Les aliments issus de l’agriculture biologique font de plus en plus d’adeptes parmi les consommateurs, préférés aux produits conventionnels pour des raisons de santé ou de respect de l’environnement. Un succès qui incite chaque année de nombreux paysans suisses à convertir leur domaine à ce mode de production. Retour sur un phénomène florissant qui a pourtant mis du temps à s’imposer. 

Les Suisses sont de plus en plus friands de bio. Ce sont les chiffres qui l’attestent. En 2019, les produits issus de ce mode de production ont atteint pour la première fois 10,3% de parts de marché. «Soit presque le double qu’en 2010», se réjouit Balz Strasser, directeur de Bio Suisse. Une tendance que confirme logiquement la grande distribution. «Au cours des derniers mois, nous avons effectivement ressenti une forte demande concernant les produits biologiques. Chez Coop, leur part a même dépassé les 14%, confirme le géant orange. Nous proposons actuellement près de 4100 références bios et avons lancé cette année plus de 100 nouveaux articles supplémentaires.» Même constat chez le discounter Aldi. «De 2018 à 2019, nous avons enregistré une croissance des ventes de plus de 20%, notamment dans le secteur des fruits et légumes ainsi que dans les produits laitiers. Depuis l’introduction des premiers articles bios dans notre assortiment en 2014, nous n’avons cessé d’élargir notre gamme et en proposons aujourd’hui plus de 300 pour un assortiment d’environ 1500 articles conventionnels.» En tête des produits bios les plus prisés par les consommateurs figurent les légumes (57%), suivis des fruits (52%), des œufs (39%) et du lait (30%). Les plats préparés (7%) et les surgelés (8%) arrivent quant à eux en queue de peloton.

UN ACTE CITOYEN

Le bio, cette retraitée vaudoise s’y est convertie il y a dix ans déjà. «Une de mes amies était atteinte de polyarthrite rhumatoïde et a réussi à apaiser ses douleurs en changeant d’alimentation. J’ai peu à peu pris conscience que manger n’était pas seulement l’acte de se nourrir, mais aussi le moyen de préserver sa santé», explique la sexagénaire. Aujourd’hui, elle s’alimente bio à 90% et s’approvisionne auprès de la grande distribution, au marché et dans des magasins spécialisés. «Les produits y sont certes un peu plus chers, mais je peux acheter mes fruits et légumes en vrac, ce qui engendre moins de gaspillage et, au final, moins de dépenses.»

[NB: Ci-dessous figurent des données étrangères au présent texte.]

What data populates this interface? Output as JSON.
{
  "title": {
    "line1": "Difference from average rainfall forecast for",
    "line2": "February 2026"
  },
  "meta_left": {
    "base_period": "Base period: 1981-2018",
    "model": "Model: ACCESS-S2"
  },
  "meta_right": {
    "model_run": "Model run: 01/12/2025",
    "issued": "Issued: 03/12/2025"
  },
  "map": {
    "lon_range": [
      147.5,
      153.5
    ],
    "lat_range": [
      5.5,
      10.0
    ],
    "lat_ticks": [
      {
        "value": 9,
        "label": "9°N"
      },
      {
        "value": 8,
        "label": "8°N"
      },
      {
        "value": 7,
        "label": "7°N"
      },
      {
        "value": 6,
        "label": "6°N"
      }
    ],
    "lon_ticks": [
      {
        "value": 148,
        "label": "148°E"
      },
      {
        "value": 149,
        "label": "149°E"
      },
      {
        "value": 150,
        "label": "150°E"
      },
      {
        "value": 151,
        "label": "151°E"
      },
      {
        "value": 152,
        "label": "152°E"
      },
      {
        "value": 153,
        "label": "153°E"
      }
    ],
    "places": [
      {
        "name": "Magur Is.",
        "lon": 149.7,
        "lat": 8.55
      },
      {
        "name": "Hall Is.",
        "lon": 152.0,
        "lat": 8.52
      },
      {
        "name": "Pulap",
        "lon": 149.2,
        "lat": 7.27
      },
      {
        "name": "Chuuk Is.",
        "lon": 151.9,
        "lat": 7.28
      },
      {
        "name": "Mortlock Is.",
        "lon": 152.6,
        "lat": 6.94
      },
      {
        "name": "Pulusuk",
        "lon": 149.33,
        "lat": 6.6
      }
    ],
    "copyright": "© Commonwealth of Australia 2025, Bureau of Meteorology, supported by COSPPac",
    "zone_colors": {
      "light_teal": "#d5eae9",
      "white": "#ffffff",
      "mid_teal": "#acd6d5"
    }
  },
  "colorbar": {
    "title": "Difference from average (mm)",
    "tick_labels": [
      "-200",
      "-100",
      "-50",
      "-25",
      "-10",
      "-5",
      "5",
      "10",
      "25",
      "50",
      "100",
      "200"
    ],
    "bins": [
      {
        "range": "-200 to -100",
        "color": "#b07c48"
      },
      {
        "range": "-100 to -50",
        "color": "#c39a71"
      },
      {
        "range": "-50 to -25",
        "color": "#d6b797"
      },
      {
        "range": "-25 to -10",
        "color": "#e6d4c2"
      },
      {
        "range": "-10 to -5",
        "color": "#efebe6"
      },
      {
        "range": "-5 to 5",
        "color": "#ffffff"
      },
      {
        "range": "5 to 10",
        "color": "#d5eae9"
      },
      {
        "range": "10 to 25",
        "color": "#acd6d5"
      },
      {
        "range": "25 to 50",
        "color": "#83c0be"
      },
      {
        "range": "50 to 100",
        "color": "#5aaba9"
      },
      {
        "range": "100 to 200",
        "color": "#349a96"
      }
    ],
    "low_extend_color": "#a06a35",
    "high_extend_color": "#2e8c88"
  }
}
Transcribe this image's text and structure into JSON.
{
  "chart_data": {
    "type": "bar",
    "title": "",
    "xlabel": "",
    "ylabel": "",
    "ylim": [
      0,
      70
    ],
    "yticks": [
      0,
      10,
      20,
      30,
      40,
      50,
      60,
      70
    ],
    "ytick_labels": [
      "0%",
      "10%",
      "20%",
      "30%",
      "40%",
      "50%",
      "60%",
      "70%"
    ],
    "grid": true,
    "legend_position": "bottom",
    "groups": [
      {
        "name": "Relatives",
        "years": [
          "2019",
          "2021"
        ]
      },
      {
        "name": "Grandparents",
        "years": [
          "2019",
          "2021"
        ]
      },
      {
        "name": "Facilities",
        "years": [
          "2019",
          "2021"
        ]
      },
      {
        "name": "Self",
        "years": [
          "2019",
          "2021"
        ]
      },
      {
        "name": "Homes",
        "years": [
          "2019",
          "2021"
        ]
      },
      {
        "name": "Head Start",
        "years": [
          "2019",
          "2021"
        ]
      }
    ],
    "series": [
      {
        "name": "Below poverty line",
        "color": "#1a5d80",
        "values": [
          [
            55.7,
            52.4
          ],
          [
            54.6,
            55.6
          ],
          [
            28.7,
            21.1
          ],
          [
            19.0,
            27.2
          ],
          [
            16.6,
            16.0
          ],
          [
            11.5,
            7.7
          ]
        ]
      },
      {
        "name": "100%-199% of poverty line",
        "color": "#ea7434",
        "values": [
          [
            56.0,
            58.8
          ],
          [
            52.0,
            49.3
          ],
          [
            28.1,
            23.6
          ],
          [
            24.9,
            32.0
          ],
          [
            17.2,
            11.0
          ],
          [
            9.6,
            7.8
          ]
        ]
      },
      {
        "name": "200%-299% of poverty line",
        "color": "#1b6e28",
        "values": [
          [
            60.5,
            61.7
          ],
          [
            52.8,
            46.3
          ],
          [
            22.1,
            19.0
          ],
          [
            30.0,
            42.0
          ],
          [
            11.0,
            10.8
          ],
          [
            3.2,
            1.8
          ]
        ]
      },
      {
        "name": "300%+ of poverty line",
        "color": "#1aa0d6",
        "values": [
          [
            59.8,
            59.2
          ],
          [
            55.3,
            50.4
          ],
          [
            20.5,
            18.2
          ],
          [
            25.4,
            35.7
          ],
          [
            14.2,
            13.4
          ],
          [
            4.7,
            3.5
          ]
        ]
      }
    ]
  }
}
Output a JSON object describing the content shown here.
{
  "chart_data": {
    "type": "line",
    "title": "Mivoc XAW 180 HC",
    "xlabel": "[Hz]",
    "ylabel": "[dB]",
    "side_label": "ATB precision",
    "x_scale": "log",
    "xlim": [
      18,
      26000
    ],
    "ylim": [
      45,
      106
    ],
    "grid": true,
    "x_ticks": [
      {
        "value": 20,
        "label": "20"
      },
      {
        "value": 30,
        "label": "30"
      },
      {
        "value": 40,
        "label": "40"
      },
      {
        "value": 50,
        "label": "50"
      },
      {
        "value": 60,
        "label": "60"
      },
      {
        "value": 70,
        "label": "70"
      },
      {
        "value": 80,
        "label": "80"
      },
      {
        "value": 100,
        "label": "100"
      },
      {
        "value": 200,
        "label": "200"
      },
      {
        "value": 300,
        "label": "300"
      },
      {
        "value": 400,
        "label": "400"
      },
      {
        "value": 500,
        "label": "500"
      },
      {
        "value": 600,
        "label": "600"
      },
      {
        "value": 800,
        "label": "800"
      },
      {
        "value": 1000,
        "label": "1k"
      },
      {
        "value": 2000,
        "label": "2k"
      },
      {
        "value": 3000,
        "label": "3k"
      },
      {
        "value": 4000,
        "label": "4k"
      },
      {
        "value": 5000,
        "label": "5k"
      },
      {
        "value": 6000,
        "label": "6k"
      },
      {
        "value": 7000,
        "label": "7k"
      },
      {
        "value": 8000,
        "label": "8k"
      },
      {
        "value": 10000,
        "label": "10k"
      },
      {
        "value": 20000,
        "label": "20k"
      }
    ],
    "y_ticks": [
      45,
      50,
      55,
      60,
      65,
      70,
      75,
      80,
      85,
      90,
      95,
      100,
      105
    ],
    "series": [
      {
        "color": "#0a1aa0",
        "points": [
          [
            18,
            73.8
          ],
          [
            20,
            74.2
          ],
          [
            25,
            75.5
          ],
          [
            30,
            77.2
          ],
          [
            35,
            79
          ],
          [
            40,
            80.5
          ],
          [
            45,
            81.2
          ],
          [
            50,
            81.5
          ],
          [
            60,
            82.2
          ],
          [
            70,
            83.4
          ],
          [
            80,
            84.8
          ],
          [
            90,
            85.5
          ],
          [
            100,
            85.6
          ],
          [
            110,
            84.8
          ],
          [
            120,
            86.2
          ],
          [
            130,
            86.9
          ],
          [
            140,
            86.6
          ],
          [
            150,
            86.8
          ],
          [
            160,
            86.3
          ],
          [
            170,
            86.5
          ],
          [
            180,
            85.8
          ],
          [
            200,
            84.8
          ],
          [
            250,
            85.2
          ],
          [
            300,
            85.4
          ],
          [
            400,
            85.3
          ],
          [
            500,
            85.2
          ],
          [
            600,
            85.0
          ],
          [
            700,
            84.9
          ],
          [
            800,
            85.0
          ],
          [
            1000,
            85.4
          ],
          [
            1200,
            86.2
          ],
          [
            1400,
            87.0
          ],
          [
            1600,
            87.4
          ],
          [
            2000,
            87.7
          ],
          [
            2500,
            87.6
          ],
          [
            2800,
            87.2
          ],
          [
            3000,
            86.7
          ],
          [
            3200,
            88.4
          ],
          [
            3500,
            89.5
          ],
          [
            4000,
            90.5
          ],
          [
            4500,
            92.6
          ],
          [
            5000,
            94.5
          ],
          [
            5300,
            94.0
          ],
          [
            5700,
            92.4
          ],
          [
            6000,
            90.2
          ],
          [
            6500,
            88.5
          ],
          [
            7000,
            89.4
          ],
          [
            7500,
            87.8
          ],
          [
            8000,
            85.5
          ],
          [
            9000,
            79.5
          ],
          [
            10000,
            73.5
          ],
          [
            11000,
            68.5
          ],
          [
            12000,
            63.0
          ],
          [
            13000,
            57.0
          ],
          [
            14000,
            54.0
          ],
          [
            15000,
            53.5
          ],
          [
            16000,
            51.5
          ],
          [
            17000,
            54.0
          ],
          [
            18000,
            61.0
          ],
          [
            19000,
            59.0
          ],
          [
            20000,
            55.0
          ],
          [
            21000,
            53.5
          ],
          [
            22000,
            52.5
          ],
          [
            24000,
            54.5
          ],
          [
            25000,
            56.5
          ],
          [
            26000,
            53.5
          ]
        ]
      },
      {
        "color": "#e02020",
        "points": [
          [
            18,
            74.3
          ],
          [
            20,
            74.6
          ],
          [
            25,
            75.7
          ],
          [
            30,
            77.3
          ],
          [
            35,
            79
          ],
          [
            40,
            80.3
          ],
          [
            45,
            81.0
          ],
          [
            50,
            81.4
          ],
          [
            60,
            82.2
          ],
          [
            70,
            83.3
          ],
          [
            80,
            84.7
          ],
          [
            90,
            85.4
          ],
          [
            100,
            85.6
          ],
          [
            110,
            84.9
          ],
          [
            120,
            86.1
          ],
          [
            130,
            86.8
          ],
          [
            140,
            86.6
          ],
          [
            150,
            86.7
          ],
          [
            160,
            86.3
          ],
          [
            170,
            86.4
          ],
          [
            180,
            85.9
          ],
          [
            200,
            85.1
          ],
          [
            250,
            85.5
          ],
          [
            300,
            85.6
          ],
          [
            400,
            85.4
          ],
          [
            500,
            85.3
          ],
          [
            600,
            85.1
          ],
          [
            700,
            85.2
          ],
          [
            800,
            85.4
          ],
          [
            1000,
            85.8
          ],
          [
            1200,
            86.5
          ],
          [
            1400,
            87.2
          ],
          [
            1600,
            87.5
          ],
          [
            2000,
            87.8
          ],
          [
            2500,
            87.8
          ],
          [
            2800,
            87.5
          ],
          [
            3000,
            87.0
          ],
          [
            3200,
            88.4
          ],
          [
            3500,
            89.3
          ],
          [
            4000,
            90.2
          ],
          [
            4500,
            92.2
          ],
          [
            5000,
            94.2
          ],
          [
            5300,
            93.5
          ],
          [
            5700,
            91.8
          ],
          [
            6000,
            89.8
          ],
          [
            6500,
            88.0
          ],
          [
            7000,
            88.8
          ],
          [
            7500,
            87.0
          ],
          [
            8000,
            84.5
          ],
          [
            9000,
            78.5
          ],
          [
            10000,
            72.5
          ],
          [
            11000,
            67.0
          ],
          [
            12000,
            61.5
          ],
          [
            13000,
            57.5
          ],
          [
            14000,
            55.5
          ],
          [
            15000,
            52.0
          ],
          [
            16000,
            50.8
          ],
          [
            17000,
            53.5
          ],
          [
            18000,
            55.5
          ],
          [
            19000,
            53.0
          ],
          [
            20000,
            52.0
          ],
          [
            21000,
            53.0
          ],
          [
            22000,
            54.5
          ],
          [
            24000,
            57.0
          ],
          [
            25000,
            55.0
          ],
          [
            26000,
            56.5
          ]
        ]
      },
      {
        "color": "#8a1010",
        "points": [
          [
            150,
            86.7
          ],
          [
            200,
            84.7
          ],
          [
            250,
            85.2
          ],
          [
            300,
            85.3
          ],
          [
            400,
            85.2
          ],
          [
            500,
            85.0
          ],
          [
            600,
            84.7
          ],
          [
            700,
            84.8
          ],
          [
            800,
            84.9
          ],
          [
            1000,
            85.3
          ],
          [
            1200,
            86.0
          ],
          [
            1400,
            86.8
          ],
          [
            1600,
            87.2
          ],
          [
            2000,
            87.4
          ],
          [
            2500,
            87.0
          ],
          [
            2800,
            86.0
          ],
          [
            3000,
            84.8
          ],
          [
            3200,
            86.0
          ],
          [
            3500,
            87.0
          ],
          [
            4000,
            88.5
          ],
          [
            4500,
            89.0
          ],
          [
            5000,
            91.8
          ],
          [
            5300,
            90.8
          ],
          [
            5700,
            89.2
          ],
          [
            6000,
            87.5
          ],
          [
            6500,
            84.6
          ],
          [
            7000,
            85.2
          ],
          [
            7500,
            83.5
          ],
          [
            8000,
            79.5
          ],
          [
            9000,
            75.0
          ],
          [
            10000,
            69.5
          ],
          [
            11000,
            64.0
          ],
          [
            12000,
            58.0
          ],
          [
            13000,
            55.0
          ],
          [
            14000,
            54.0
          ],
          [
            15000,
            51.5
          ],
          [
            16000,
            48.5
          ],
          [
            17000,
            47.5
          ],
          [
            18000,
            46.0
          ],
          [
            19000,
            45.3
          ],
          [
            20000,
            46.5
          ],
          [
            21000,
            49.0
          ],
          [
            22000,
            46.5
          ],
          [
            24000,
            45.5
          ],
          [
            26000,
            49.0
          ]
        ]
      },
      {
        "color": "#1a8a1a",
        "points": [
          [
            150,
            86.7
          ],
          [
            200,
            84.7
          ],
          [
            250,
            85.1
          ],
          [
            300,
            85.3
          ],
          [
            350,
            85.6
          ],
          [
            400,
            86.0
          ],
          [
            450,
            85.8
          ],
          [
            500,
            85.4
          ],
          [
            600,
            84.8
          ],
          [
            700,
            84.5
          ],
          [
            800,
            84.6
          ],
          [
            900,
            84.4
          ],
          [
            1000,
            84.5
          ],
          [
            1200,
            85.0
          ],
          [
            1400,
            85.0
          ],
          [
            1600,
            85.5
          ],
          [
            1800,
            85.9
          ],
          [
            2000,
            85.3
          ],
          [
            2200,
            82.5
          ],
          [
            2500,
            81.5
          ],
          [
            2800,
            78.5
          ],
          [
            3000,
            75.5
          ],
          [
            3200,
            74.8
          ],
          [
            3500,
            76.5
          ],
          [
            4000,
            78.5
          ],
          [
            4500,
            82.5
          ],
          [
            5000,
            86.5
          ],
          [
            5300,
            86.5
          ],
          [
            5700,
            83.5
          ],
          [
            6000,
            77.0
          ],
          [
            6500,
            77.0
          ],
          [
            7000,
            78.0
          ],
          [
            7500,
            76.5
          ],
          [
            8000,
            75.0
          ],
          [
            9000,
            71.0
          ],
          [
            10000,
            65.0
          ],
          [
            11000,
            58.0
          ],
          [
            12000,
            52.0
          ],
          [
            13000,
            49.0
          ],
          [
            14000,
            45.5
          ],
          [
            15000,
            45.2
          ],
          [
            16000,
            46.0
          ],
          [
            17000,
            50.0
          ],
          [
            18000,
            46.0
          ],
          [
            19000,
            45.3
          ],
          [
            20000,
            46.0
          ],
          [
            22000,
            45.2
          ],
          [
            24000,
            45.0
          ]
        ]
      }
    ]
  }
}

Pour ce couple de trentenaires parents d’un enfant en bas âge, consommer bio est avant tout un acte citoyen. «Nous avons fait ce choix pour la santé de notre famille, mais aussi pour celle de la planète», répondent-ils d’une seule voix. Ils reconnaissent y consacrer un certain budget, sans avoir pour autant l’impression de faire des sacrifices. «On ne remet jamais en question le prix des téléphones portables, de l’essence, des loisirs ou des voyages, mais on hésite à deux fois avant de dépenser un peu plus pour s’alimenter sainement. C’est paradoxal.»

 

PIONNIER DU BIO

Militant de la première heure pour une agriculture écologique et durable, l’ancien paysan et politicien Vert Fernand Cuche se réjouit de cet intérêt grandissant des Suisses pour les productions bios. «Cette tendance montre bien que les consommateurs, mais aussi les paysannes et les paysans de ce pays, se sentent de moins en moins à l’aise avec l’utilisation de pesticides et d’engrais de synthèse.» Un changement dans les mentalités qui a pris du temps pour faire son chemin. Le Neuchâtelois de 74 ans en sait quelque chose. Il y a quarante-cinq ans, quand il a acheté en association le petit domaine de Lignières pour se lancer dans le bio, les critiques ont été vives. «Les premières années, nous avions de la peine à produire des céréales qui ne soient pas envahies d’herbes indésirables. Il nous a fallu un peu de temps pour affiner nos méthodes. C’étaient les années 1970, les tout débuts du bio en Suisse romande. Cultiver autrement représentait un combat, parce que cela contestait le modèle intensif dominant et suscitait forcément la méfiance de l’immense majorité des paysans», se souvient-il. Pas de quoi détourner toutefois le jeune agriculteur de son idéal. «Je me sentais en porte-à-faux avec cette agriculture intensive et son poids sur l’environnement», raconte Fernand Cuche. L’heure était à une agriculture toujours plus productiviste, héritage d’une guerre pourtant lointaine, mais dont les souvenirs des restrictions marquaient encore fortement les esprits. Il y avait d’une part l’angoisse des paysans de ne pas produire suffisamment et de l’autre celle du peuple de manquer de nourriture. «Le mode de production intensif a offert une sécurité alimentaire. En trente ans, notre pays est passé de la disette à la gestion des excédents, en particulier dans la production laitière, rappelle le septuagénaire. Pratiquer une agriculture écologique exigeait de rebrousser chemin. Pour beaucoup, c’était un retour à la paysannerie de grand-papa...»

LE BIO, QUÈSACO?

Contrairement à l’agriculture conventionnelle, l’agriculture biologique n’a pas recours aux pesticides chimiques de synthèse, aux engrais minéraux facilement solubles et aux organismes génétiquement modifiés. En outre, la production animale doit respecter les besoins naturels des espèces. Les producteurs bios travaillent en cycle aussi fermé que possible: les plantes sont fertilisées avec les engrais organiques de la ferme (fumier, compost, lisier) et les animaux sont nourris le plus possible avec les aliments produits sur le domaine. La ferme est ainsi perçue comme un écosystème dans lequel les forces autorégulatrices s’harmonisent de manière optimale les unes avec les autres afin de ménager les ressources et de diminuer la pollution de l’environnement.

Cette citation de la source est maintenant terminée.